Mr. JAHJAH: I think it is even more oppressive. They are unemployed. They have no education — the level of school dropouts is phenomenal. They have no housing. They have no practical political rights.
GONZALEZ: Jahjah criticizes recent laws passed in Europe, such as a ban on head scarves in French schools and a requirement in Holland that Muslim clerics use the Dutch language in religious services. To Jahjah, such laws are repugnant examples of forced cultural assimilation that send a clear message to Muslims.
Mr. JAHJAH: “We don’t want them to stay like they are. We don’t want them to be different. We want them to be exactly like us. And only when they are exactly like us, we will accept them.” Well, if you accept people who are exactly like you, you are not tolerant.
GONZALEZ: As he lectures about the oppression of Muslims in Europe, however, Jahjah himself is attacked as a dangerous demagogue by his critics. Those critics often cite Jahjah’s qualified condemnations of past terrorist attacks, such as the Madrid bombings.
Mr. JAHJAH: I said clearly that I condemn the bombings. And then they ask me, “Is it absurd violence?” And I said it is not absurd, there is a political agenda behind it. If you ask me why they did it, I can tell you why they did it. So I am not going to come into a politically correct discourse. I know why people attacked Madrid. I say it’s stupid of them. They should have taken other targets. People are shocked! I say they could have attacked positions of the Spanish army. Any military target is a fair target. Any military target of a country occupying an Arab land is a fair target for an Arab.

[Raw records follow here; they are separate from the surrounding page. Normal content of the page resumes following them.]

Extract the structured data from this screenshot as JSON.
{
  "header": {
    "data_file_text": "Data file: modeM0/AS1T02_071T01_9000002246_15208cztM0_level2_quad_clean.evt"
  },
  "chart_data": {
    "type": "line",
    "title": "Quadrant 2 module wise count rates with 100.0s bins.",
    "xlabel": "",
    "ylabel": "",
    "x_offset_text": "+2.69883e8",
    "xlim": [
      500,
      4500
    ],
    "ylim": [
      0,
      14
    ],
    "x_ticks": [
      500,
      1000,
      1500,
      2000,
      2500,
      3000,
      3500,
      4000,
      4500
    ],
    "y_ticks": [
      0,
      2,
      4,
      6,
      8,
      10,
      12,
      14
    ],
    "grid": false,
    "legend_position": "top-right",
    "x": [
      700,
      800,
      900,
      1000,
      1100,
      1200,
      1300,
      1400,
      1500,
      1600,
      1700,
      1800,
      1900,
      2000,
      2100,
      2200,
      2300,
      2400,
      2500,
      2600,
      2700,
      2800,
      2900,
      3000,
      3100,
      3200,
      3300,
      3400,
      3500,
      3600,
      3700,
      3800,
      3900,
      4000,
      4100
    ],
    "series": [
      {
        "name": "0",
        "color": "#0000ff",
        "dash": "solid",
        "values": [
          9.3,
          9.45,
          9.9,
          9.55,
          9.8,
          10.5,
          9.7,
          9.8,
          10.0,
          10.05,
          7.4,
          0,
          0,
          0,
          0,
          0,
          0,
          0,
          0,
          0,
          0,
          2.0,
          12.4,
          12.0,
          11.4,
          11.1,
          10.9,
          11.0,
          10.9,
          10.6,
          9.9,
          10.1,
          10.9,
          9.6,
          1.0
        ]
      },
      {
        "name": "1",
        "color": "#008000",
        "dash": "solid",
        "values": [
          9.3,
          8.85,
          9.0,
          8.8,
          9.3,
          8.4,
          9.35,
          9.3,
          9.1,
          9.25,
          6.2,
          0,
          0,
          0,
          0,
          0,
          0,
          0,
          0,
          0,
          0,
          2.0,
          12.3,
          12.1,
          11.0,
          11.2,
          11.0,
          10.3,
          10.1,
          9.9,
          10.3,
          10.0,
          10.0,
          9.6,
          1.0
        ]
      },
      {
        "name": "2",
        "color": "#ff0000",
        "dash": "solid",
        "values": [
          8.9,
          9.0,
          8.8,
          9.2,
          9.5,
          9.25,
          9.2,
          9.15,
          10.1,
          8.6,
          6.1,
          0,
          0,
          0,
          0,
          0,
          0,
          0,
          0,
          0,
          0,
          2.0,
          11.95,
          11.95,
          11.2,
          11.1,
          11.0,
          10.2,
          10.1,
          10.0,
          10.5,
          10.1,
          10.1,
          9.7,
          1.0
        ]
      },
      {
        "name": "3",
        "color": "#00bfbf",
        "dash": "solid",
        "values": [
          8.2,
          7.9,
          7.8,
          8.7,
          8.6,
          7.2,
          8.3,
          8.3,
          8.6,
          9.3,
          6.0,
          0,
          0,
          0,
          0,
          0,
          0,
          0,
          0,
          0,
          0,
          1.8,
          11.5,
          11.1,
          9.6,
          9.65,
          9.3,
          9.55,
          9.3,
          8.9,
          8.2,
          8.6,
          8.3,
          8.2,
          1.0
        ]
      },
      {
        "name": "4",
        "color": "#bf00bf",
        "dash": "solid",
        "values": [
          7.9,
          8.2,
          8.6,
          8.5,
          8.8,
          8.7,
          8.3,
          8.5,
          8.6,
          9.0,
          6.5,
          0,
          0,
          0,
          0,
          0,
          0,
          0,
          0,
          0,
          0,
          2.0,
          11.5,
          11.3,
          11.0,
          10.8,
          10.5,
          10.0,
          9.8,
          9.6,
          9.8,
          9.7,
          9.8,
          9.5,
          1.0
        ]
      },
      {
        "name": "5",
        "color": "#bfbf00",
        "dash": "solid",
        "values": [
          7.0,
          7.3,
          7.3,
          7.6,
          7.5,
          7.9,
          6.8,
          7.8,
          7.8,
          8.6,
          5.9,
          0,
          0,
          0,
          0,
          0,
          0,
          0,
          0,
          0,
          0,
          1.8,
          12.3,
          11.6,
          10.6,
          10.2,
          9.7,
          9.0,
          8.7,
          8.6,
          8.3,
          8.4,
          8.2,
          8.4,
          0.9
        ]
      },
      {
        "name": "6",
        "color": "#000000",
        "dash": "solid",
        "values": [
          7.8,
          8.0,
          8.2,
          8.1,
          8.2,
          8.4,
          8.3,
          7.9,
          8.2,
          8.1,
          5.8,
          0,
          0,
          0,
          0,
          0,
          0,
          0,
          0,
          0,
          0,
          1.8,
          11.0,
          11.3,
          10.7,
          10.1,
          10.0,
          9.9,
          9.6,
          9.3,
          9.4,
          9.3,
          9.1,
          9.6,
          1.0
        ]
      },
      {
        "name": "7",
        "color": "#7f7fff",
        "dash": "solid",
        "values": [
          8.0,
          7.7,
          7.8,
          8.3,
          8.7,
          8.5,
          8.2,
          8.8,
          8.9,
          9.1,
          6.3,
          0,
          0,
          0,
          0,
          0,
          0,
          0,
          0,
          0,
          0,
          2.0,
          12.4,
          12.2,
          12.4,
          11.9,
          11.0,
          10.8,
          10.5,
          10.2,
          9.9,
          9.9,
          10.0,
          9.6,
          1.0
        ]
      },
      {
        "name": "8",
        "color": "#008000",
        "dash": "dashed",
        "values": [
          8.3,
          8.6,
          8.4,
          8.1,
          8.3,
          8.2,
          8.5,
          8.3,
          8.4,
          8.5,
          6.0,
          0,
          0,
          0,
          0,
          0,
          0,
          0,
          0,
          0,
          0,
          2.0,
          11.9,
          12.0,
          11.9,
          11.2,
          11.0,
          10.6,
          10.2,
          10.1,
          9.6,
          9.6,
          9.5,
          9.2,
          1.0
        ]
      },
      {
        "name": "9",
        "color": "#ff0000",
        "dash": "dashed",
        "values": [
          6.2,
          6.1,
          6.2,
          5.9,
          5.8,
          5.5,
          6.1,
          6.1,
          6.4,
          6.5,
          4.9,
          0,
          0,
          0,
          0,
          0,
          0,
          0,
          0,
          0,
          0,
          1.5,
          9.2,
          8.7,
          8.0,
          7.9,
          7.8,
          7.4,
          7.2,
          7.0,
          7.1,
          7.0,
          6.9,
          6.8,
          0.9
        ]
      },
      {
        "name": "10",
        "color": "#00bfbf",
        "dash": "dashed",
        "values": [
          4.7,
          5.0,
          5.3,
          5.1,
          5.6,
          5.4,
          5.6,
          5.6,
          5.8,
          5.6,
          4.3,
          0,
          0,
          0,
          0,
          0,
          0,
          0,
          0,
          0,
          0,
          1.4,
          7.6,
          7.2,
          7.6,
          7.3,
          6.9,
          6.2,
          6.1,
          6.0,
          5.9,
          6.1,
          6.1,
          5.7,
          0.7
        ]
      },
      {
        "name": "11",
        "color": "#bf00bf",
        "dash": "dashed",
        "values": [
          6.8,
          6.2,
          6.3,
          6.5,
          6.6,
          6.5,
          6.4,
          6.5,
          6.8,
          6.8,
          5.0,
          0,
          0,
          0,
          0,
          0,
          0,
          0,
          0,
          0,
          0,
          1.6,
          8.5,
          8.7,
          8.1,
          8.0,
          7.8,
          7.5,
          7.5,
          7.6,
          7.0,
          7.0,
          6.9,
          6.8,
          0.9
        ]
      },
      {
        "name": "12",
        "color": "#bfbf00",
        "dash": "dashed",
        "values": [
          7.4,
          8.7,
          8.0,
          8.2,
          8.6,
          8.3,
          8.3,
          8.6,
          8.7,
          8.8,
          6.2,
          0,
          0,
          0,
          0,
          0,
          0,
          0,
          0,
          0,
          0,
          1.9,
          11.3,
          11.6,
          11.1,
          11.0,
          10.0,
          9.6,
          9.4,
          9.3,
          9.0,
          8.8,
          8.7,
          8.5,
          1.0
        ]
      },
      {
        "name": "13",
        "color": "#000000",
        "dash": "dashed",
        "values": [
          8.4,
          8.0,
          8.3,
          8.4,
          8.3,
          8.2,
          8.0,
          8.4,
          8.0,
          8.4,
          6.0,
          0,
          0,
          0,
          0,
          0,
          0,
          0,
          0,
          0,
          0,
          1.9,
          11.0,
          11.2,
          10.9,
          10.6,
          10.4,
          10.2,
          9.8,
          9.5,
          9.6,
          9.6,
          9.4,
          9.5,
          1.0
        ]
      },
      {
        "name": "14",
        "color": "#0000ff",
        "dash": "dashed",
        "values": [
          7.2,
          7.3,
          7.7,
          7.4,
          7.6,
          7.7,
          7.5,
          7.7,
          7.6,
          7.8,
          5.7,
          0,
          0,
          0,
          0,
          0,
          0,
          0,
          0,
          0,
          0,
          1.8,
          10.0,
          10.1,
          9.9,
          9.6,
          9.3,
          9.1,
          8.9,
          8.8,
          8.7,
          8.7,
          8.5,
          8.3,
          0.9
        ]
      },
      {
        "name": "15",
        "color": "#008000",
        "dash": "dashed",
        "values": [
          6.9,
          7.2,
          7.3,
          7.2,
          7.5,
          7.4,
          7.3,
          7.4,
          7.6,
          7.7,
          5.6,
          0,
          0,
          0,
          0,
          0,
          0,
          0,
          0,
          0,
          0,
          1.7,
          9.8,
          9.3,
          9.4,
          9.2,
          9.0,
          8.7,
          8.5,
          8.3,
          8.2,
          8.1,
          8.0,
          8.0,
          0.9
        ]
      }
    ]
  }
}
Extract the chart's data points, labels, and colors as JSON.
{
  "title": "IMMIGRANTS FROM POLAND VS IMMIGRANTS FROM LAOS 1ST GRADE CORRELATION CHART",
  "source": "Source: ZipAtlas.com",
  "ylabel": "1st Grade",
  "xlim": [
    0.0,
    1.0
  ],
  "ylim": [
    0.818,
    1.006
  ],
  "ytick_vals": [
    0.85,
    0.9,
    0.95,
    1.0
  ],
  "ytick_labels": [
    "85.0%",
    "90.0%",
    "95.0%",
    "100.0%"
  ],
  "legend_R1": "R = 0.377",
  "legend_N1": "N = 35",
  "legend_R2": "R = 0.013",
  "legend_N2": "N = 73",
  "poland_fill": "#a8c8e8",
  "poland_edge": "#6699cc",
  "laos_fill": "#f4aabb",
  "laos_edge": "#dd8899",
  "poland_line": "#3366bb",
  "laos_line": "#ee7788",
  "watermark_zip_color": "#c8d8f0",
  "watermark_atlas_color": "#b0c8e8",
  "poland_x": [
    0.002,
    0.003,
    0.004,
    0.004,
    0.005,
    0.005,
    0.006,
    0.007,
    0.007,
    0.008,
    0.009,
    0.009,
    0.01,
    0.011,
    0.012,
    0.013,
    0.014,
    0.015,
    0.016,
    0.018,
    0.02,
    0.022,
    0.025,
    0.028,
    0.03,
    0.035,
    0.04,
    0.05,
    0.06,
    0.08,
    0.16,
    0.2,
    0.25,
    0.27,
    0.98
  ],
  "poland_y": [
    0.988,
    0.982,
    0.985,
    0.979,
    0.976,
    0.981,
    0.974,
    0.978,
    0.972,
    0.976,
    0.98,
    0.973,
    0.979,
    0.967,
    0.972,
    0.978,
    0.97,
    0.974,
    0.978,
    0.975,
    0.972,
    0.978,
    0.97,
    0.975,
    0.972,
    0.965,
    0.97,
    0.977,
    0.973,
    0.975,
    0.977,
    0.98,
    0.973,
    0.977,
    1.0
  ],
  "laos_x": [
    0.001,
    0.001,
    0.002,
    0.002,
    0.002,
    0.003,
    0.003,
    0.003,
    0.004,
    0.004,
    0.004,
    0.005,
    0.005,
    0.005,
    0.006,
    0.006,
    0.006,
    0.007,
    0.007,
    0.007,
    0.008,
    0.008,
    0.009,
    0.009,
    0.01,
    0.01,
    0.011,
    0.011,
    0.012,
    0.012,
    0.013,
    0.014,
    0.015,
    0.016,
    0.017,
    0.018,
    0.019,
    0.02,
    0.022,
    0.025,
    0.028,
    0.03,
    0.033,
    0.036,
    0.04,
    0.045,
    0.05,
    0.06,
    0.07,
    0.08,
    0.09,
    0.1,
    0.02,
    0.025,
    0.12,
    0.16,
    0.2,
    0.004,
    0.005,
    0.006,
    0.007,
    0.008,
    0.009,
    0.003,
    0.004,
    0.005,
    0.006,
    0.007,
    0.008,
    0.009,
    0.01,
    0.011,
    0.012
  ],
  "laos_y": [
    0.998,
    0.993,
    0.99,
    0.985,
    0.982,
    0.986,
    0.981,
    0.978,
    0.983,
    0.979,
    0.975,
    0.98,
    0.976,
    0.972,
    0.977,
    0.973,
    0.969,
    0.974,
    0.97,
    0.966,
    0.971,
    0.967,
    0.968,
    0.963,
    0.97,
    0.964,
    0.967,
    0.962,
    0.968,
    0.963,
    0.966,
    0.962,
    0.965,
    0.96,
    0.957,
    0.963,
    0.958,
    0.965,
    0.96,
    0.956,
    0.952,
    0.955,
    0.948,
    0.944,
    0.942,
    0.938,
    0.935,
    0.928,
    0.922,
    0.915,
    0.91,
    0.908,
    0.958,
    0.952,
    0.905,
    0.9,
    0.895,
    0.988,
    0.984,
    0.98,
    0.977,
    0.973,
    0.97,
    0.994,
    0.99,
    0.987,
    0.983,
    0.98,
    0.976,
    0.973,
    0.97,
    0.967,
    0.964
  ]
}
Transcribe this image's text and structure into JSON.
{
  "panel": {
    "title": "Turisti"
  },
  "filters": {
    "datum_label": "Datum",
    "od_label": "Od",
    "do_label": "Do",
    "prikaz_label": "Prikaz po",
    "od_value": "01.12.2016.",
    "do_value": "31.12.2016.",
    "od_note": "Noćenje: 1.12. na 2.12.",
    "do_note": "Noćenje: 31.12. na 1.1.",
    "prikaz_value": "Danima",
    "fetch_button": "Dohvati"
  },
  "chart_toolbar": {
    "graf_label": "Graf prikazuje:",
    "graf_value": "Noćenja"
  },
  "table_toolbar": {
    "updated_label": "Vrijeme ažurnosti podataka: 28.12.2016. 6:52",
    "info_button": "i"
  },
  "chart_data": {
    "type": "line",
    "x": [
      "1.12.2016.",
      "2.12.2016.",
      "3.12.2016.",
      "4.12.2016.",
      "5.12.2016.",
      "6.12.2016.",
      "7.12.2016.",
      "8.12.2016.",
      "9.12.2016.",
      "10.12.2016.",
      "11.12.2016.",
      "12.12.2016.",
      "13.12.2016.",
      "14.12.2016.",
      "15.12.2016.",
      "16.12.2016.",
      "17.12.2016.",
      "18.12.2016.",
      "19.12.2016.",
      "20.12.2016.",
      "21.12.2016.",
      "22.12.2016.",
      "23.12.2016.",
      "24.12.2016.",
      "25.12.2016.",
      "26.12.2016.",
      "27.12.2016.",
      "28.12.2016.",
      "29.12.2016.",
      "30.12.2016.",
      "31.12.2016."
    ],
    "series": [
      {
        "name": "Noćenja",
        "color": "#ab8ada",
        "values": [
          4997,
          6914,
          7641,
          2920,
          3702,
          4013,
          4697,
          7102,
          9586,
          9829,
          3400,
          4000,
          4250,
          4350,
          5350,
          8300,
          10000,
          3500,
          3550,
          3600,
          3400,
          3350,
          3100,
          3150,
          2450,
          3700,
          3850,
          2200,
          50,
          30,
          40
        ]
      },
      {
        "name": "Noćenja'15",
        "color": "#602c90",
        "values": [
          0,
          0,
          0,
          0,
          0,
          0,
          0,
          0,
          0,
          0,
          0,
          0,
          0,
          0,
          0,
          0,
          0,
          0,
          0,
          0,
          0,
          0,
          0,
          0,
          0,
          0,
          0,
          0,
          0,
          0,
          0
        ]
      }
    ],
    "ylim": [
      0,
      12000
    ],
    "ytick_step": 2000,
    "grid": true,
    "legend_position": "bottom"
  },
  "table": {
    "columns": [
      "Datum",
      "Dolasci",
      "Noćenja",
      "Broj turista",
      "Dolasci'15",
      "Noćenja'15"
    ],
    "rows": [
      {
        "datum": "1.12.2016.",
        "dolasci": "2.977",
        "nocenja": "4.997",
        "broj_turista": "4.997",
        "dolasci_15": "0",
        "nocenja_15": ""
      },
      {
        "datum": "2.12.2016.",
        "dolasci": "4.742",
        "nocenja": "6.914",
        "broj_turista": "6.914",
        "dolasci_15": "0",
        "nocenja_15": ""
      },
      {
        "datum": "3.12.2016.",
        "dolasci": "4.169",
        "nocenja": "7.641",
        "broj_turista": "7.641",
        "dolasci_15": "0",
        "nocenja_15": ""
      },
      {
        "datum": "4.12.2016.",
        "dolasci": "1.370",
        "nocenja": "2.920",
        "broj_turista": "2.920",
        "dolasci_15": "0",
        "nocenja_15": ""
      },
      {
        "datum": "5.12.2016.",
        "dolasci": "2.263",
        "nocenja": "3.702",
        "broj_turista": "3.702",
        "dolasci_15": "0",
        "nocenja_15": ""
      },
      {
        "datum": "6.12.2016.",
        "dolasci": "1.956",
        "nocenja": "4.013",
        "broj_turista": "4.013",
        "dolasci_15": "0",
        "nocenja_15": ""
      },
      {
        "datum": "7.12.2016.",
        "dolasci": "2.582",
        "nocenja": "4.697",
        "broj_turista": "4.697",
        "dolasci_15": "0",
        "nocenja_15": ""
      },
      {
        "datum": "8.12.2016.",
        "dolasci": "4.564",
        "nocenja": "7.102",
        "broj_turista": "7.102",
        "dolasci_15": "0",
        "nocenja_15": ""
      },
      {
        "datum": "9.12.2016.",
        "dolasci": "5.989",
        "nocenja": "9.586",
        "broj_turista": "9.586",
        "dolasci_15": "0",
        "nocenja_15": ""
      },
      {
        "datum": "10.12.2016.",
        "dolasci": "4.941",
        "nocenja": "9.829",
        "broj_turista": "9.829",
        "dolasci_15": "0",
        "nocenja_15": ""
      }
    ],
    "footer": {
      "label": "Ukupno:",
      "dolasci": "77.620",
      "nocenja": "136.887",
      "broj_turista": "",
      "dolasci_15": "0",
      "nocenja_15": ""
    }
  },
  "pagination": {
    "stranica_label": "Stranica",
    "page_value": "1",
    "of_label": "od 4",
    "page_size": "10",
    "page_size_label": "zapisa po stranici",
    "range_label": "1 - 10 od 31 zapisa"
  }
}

GONZALEZ: Hirsi Ali’s criticisms of Islam have earned her numerous death threats. Wherever she goes, she’s now accompanied by bodyguards. But Hirsi Ali says she has a responsibility to speak out against religious extremism, no matter what the danger.
Ms. HIRSI ALI: I think it is worth the risks. But I think that I can — living in the Netherlands, a very rich western country, which can afford to give me bodyguards all the time — can afford to do it. If I were to do the same thing now in Somalia or any country with an Islamic majority, I would have been dead a long time ago. I would not even have tried it.
GONZALEZ: As Islam’s presence grows, what Western Europe is going through now should be familiar to the U.S., where dealing with newcomers has always been a challenge.
For Religion & Ethics NewsWeekly, I’m Saul Gonzalez in Amsterdam.